Ты ищешь в себе причины, мотивы, чтобы
Связать со мной жизнь в плену городских коробок.
Ты, как никогда, застенчив, труслив и робок,
И просишь тебя впустить.
Я снова жестока, стервозна – у дамы драма,
А в сердце узоры из ран, рассечений, шрамов,
Что ты наносил (ты, признайся, жесток и сам был).
Нам где найти компромисс?
Любовь или гордость? Банальней уже не станем.
Как дети: построим только и рушим сами.
Мы ходим с тобою по краю, обрыву, грани.
Рискнём?… и мы оба вниз.
Сердце
Мое сердце – общежитие для сирот,
Все жильцы нараспашку бросают дверь.
И теперь сквозит у сердечных ворот —
Легче просто их снять наконец с петель.
Мое сердце – кладовая забытых лиц,
Барахло разбирать давно смысла нет.
Среди хлама найду тень твоих ресниц.
Протру пыль.

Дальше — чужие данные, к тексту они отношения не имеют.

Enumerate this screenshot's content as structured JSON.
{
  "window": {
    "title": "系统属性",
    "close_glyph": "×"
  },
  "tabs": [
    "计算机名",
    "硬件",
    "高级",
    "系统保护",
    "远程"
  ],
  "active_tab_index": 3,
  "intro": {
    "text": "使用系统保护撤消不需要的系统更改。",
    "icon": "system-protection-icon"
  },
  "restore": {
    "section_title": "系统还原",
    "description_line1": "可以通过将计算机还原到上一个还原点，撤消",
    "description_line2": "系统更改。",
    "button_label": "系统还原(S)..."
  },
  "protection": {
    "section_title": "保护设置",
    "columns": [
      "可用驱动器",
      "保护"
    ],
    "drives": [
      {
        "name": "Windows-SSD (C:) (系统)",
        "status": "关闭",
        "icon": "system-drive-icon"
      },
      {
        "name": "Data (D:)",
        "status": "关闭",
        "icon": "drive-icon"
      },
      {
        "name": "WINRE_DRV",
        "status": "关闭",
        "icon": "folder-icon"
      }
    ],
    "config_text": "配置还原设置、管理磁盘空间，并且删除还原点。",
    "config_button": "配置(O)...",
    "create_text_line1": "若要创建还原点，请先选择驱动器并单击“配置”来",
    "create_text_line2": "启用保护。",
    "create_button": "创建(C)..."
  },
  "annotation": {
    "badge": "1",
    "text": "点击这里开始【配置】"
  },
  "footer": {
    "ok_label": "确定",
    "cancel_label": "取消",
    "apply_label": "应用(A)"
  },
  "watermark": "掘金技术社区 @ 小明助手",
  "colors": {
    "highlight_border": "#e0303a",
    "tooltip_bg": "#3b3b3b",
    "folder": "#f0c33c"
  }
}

Ухожу. Выключаю свет.
Мое сердце – кладбище наших чувств,
И построив склеп, разум тоже стих,
Мне трудней всего (это тяжкий груз)
Человека оплакать, который жив.
Мое сердце могло стать Эдемом, друг,
Раем чистым и бог еще знает чем!
По твоей вине оно стало вдруг:
Кладовой. Общежитием. Кладбищем.
Противный
Самый противный циник,
Самый заядлый нытик,
Мерзкий подлец, но честный,
Честный, черт побери.
Взял меня просто принял,
Без пресловутых критик,
Громкость моих протестов
Смёл на своем пути.
И мы молчим на кухне,
Как же мне это претит!
Ты до сих пор противный,
Как тут ни посмотри.
Пусть это скоро рухнет,
Но на проклятом свете
Слаще любой картины —
Я на твоей груди.
Личное
Мне бы не видеть ваших слащавых счастливых лиц и
С молотка не продать бы памяти общей лоты.
Мне бы с тобой человечески бы проститься!